Overall, the report provides statistical support for many agendas. I was most interested in the data about where artists live. As large corporations consolidate and shift operations from small towns, I fear that we are seeing another post-industrial exodus that will have an impact on rural areas and little cities, making it even more difficult for them to support nonprofit organizations and artists. Already, half of all artists live in 30 metropolitan areas, and more than one-fifth live in the top five.

What does this mean for little cities? It means that they are underrepresented by of a part of the workforce that is educated, entrepreneurial, outspoken and growing in diversity. It means that, 25 or 50 or 100 years from now, the stories of America that are told through art history will be told by artists who lived in Los Angeles, New York, Chicago, DC, and Boston. And it means that, quite often, the best and brightest young artists will move from their hometown to larger, supposedly greener, economic pastures—not because they lack inspiration in their communities, but simply because they cannot find enough work.
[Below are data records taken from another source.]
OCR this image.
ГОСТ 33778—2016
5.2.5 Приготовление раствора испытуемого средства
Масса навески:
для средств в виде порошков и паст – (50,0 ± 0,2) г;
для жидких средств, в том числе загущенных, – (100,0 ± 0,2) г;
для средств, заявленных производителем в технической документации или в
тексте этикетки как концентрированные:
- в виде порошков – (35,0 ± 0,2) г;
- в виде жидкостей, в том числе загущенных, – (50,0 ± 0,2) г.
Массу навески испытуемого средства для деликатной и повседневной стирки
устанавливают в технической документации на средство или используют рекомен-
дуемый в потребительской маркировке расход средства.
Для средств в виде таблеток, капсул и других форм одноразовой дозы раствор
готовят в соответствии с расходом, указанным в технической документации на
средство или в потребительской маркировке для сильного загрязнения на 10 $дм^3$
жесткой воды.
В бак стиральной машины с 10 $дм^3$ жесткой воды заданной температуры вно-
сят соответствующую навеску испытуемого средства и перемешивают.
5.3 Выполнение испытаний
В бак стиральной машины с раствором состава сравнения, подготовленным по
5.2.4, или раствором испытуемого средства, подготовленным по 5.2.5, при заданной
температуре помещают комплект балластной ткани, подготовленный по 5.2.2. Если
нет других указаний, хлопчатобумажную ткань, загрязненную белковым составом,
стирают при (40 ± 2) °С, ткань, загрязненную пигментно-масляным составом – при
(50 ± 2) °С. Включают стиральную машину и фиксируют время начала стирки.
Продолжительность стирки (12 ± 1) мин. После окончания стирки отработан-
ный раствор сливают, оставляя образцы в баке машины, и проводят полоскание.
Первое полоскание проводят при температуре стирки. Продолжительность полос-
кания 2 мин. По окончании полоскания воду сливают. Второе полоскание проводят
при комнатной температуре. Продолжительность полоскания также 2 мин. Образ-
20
Of course, one may correctly argue that the percentage of artists in the workforce of some little cities (Boulder, Santa Cruz, Stamford) is comparable to that of New York City and Los Angeles. But I am sure that artists and administrators in those cities will tell you that: volume matters. Little cities have small and mid-size arts organizations. Little towns outside of major metro areas struggle to build the bridges and partnerships that could attract much-needed state and national funding. And a playwright I know, who lives in the not-so-little city of Seattle, recently wrote me about his struggles there, saying “Overall, opportunities are fewer in number by far by far by far than Chicago. And recognition is that much further from the east coast. Like it or not, [Arthur] Miller was right when he said no writers could ignore New York or risk being ignored by New York.”

What is the answer? I have no idea. But maybe it’s time we put our creative shoulders to the wheel and start thinking about it.